Dopo la vittoria interna nella terza giornata contro l'Iren Genova Quinto, l'Olympic Roma si ripete in trasferta e supera 13-15 la RN Florentia. Decisivo un break di tre reti della formazione di Fiorillo nel quarto tempo dopo la lunga rincorsa dei gligliati culminata all'alba dell'ultima frazione dal provvisorio pareggio (12-12) raggiunto da Chemeri e Rouwenhorst (doppietta), battagliero al centro dopo il rigore spedito sul palo da Stahor, autore comunque di una doppietta. I triplettisti Patti e Vitale (medesimo score per il sempre verde Mirarchi) firmano l'allungo letale in meno di 2', rendendo vano il tris di Borghigiani. Le due squadre si davano battaglia, replicando la serie play-out della scorsa primavera conclusa con la salvezza in Semifinale ai rigori dei capitolini, sin dalle prime battute girando, dopo un secondo quarto dove si segna solo in più o su rigore, sul 6-7 al cambio vasca con annessa ammonizione collettiva per simulazione alla Training Academy che sfruttava a dovere le parate di De Michelis, il bis di Ciotti e gli acuti di Tartaro e Ballarini. Tra gli ultimi a mollare tra i gigliati Bini, doppietta come per Sordini. Non bastano neanche il primo goal in A1 alla "Nannini" di Milletti e gli altri timbri di Di Fulvio e Benvenuti.
In serata l'AN Brescia si impone 10-14 in casa dell'Iren Genova Quinto. Lombardi di Bovo avanti 3-11 dopo tre tempi trascinati dalle doppiette di Balzarini, Dolce e Giri e dal piazzato di Popadic con tanto di rigore parato dal giapponese Nishimura a Guerrato alla ripresa del gioco dopo la pausa lunga. Gianazza, col secondo sigillo personale, chiude un break di 0-4 poi Puccio, nella sua specialità dell'extra player, ripora in auge i biancorossi liguri che riducono notevolmente il passivo nell'ultimo periodo con un parziale di 7-3. La fulminea doppietta di Jacopo Gambacciani, ancora Puccio in superiorità ed i canterani Vekluyk e Pistaff accorciano fino al -4 che resterà fino alla fine con il botta e risposta tra i due rispettivi marcatori: triplette per il bresciano Ferrero e per il genovese Gogov. Per i viaggianti a segno due volte anche l'altro salernitano Del Basso mentre per gli uomini di Bittarello realizzava in apertura Figari.
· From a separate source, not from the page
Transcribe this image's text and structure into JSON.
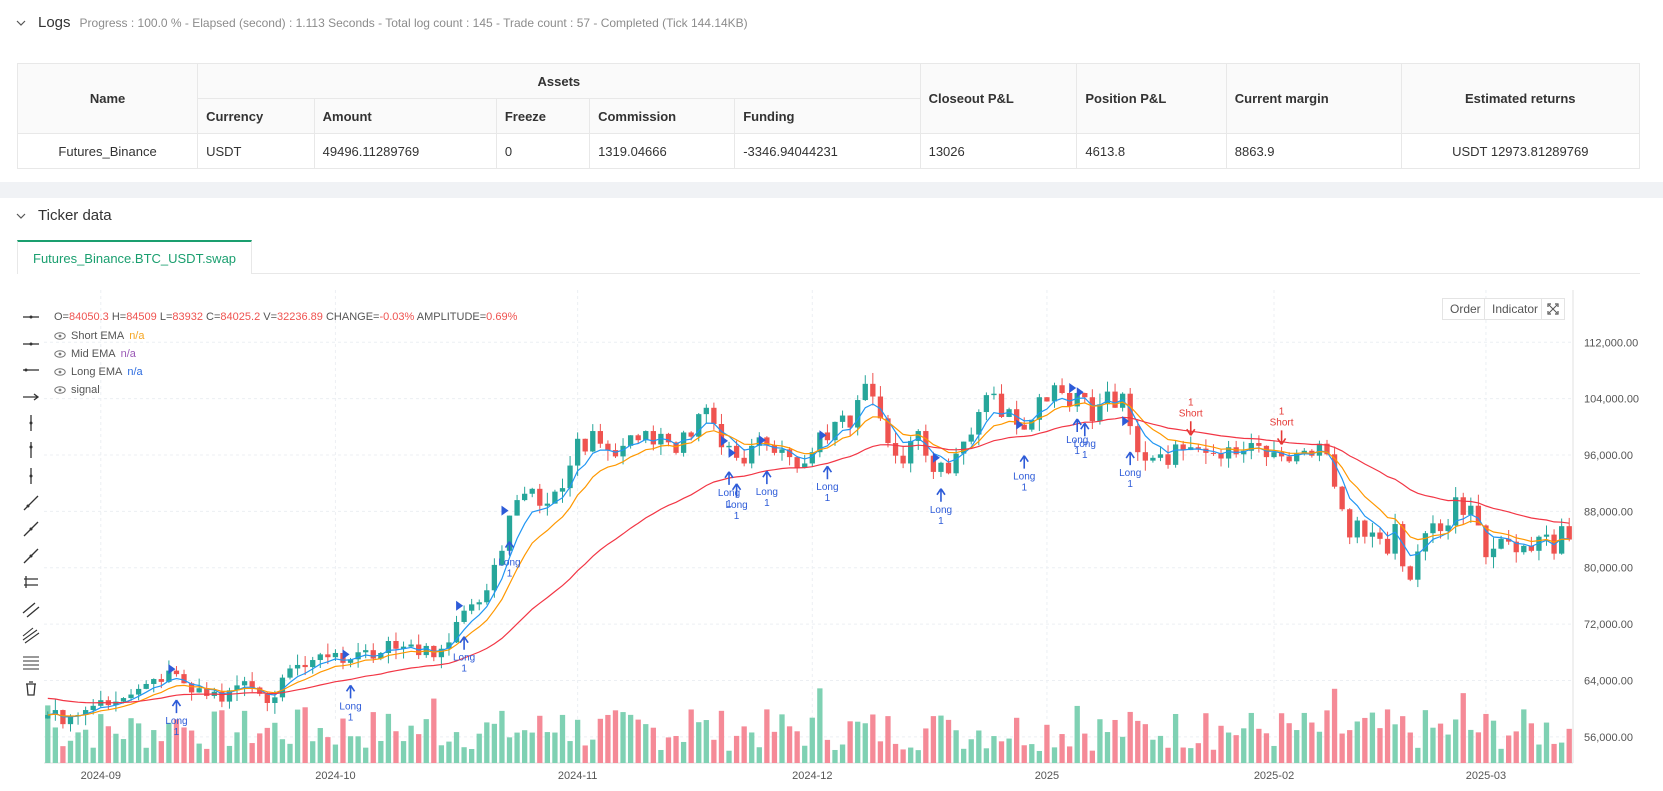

Primi due punti stagionali per la De Akker che supera 15-13 ai rigori il CC Ortigia. Alla "Longo" di Bologna i felsinei di Mistrangelo recuperano nelle battute finali lo svantaggio di due reti con Milakovic in superiorità e il fresco ex Campopiano, tripletta per il mancino salernitano che acciuffava il provvisorio 4-4 di metà gara (buon avvio locale con McFarland e Lucci) prima del duplice botta e risposta della terza frazione e l'incredibile epilogo. 5 metri letali per gli aretusei che ne falliscono due nei 32' con Tringali Capuano (traversa) nel primo tempo e Riccardo Torrisi (alto) nel terzo nel bel mezzo di tre massime punizioni consecutive assegnate (seconda ai viaggianti). L'ex Nuoto Catania sarà comunque protagonista indiscusso della formazione di Piccardo con una tripletta, ultimo sigillo seguito da Carnesecchi per il +2 che illudeva i biancoverdi a due giri di lancette dalla sirena prima del controblitz emiliano. Ai rigori si rivela decisiva la parata di Valle su Baksa al primo tentativo. Implacabili Campopiano, Matteo Bragantini, Milakovic, Painter (un goal nei regolamentari) ed Erdelyi (doppietta); "buoni" solo per un punto i centri di Carnesecchi, Marangolo ed Aranyi (a segno nei 32' come pure Trimarchi).